Sénégal : Nouvelle loi, premières condamnations, la pression monte sur les personnes LGBT+
Le 10 avril, le tribunal de Pikine-Guédiawaye, en banlieue dakaroise, a condamné un jeune homme de 24 ans à six ans de prison ferme et à une amende de deux millions de francs CFA. Cette décision constitue la première application judiciaire d’une loi récemment entrée en vigueur qui renforce nettement les sanctions.

Depuis le début du mois de février, les arrestations liées à des accusations d’homosexualité se sont multipliées, frisant la soixantaine selon les comptes les plus récents. Les interpellations interviennent fréquemment après des dénonciations ou des contrôles des contenus téléphoniques ; les identités des personnes mises en cause sont parfois rendues publiques, les exposant à des violences.
Le texte incriminant a été voté le 11 mars par 135 députés sur 165, puis signé par le président Bassirou Diomaye Faye à la fin du mois de mars, malgré les appels d’ONG internationales telles qu’Amnesty International et Human Rights Watch à y renoncer. Il élargit les peines — portées auparavant à cinq ans — et prévoit maintenant des peines pouvant atteindre dix ans de prison, tout en réprimant la « promotion » de l’homosexualité.
Plusieurs dossiers sont actuellement traités par les juridictions sénégalaises et plusieurs personnes ont été placées sous mandat de dépôt ces derniers jours. L’atmosphère de poursuites et de mise au ban pousse un nombre croissant de personnes concernées à envisager l’exil ; l’association française STOP Homophobie signale avoir reçu près de 200 sollicitations d’aide en l’espace de quelques semaines, une charge qui dépasse désormais ses capacités d’assistance.
Tension sociale, accusations et conséquences humaines
La vague d’arrestations a aussi vu émerger des accusations supplémentaires, notamment de transmission volontaire du VIH, qui aggravent la stigmatisation. Un cas très médiatisé — l’arrestation présumée d’un agent travaillant à la banque du sang — a alimenté une psychose sur les réseaux sociaux et renforcé les craintes au sein des communautés ciblées.

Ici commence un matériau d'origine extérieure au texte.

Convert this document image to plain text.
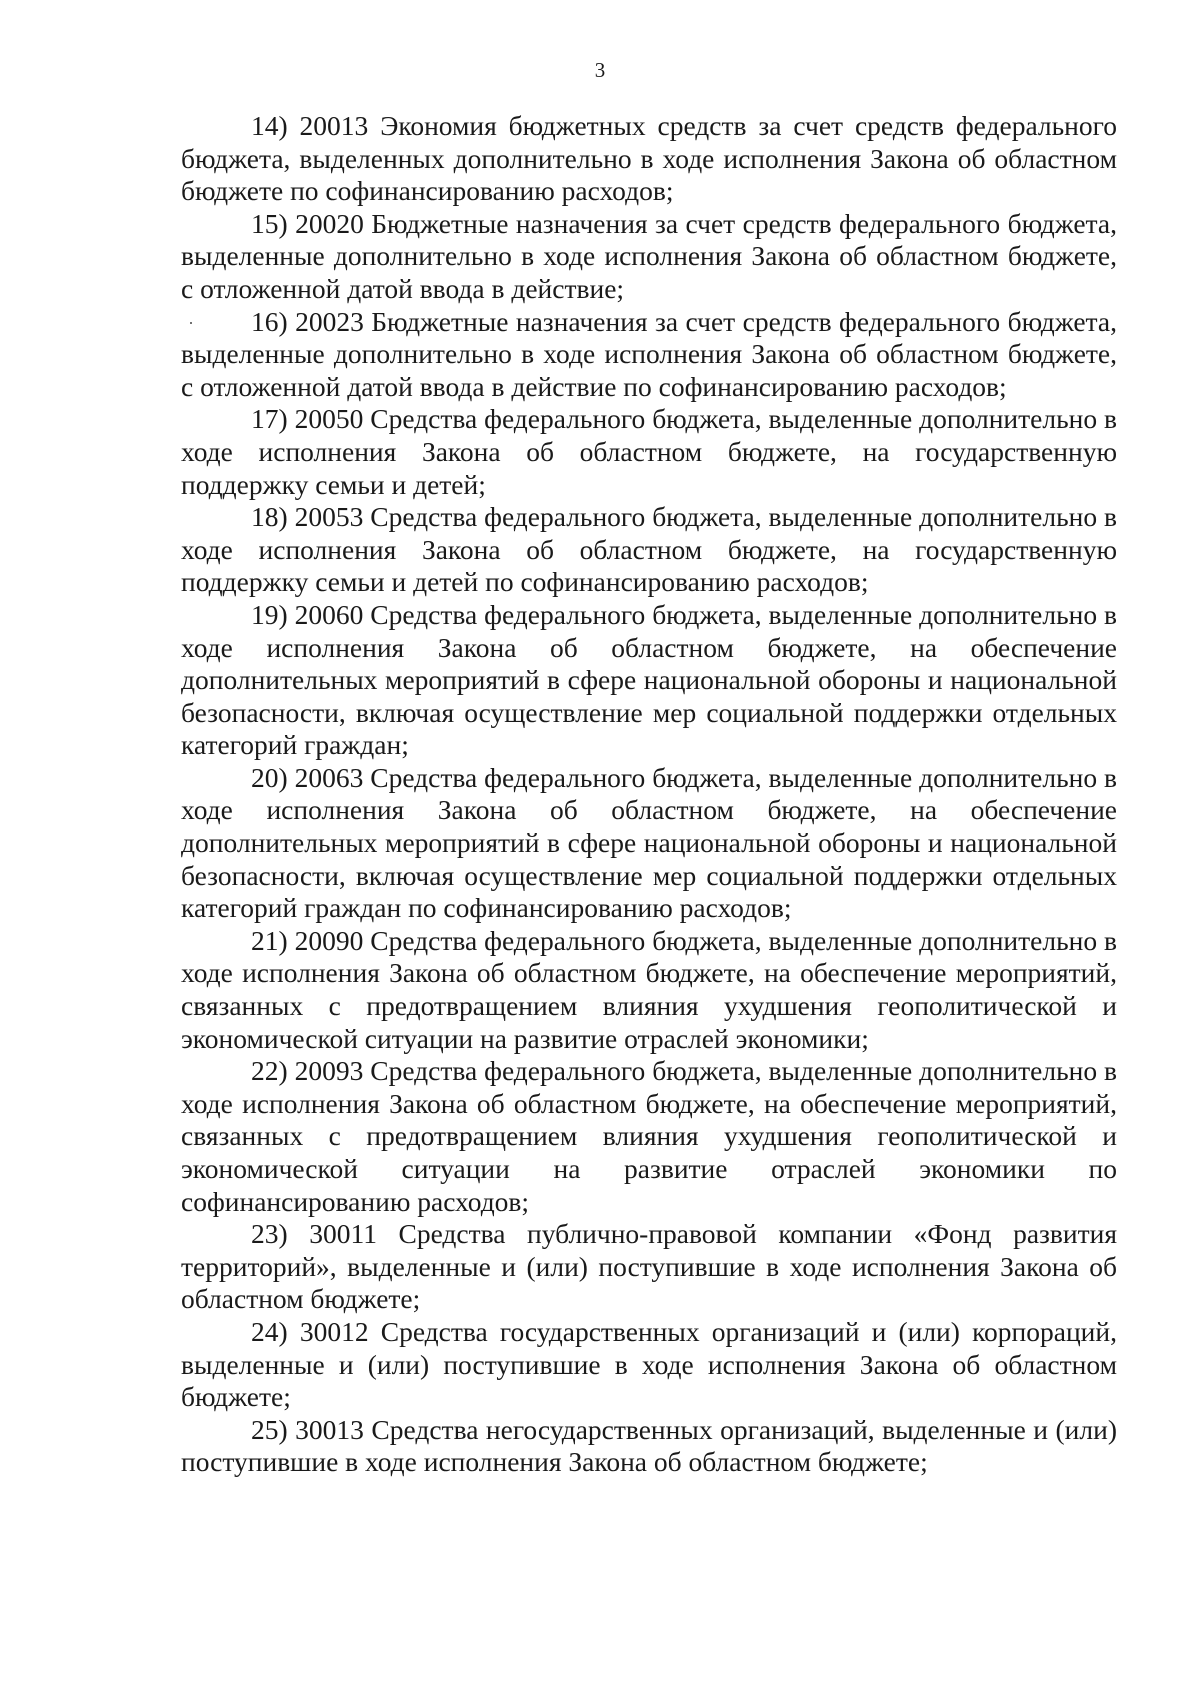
3

14) 20013 Экономия бюджетных средств за счет средств федерального бюджета, выделенных дополнительно в ходе исполнения Закона об областном бюджете по софинансированию расходов;

15) 20020 Бюджетные назначения за счет средств федерального бюджета, выделенные дополнительно в ходе исполнения Закона об областном бюджете, с отложенной датой ввода в действие;

16) 20023 Бюджетные назначения за счет средств федерального бюджета, выделенные дополнительно в ходе исполнения Закона об областном бюджете, с отложенной датой ввода в действие по софинансированию расходов;

17) 20050 Средства федерального бюджета, выделенные дополнительно в ходе исполнения Закона об областном бюджете, на государственную поддержку семьи и детей;

18) 20053 Средства федерального бюджета, выделенные дополнительно в ходе исполнения Закона об областном бюджете, на государственную поддержку семьи и детей по софинансированию расходов;

19) 20060 Средства федерального бюджета, выделенные дополнительно в ходе исполнения Закона об областном бюджете, на обеспечение дополнительных мероприятий в сфере национальной обороны и национальной безопасности, включая осуществление мер социальной поддержки отдельных категорий граждан;

20) 20063 Средства федерального бюджета, выделенные дополнительно в ходе исполнения Закона об областном бюджете, на обеспечение дополнительных мероприятий в сфере национальной обороны и национальной безопасности, включая осуществление мер социальной поддержки отдельных категорий граждан по софинансированию расходов;

21) 20090 Средства федерального бюджета, выделенные дополнительно в ходе исполнения Закона об областном бюджете, на обеспечение мероприятий, связанных с предотвращением влияния ухудшения геополитической и экономической ситуации на развитие отраслей экономики;

22) 20093 Средства федерального бюджета, выделенные дополнительно в ходе исполнения Закона об областном бюджете, на обеспечение мероприятий, связанных с предотвращением влияния ухудшения геополитической и экономической ситуации на развитие отраслей экономики по софинансированию расходов;

23) 30011 Средства публично-правовой компании «Фонд развития территорий», выделенные и (или) поступившие в ходе исполнения Закона об областном бюджете;

24) 30012 Средства государственных организаций и (или) корпораций, выделенные и (или) поступившие в ходе исполнения Закона об областном бюджете;

25) 30013 Средства негосударственных организаций, выделенные и (или) поступившие в ходе исполнения Закона об областном бюджете;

Les méthodes d’enquête, qui incluent la fouille de téléphones et la publicité des noms des personnes interpellées, ont été dénoncées par des défenseurs des droits humains comme des facteurs augmentant le risque d’agression et d’ostracisme. Face à ces pratiques, les organisations d’aide constatent une demande d’assistance en forte hausse, tandis que les possibilités de protection à l’étranger restent complexes : la France a classé le Sénégal comme pays à risque pour les personnes LGBT+ depuis 2021, mais les démarches d’asile demeurent longues et loin d’assurer une issue certaine pour les demandeurs.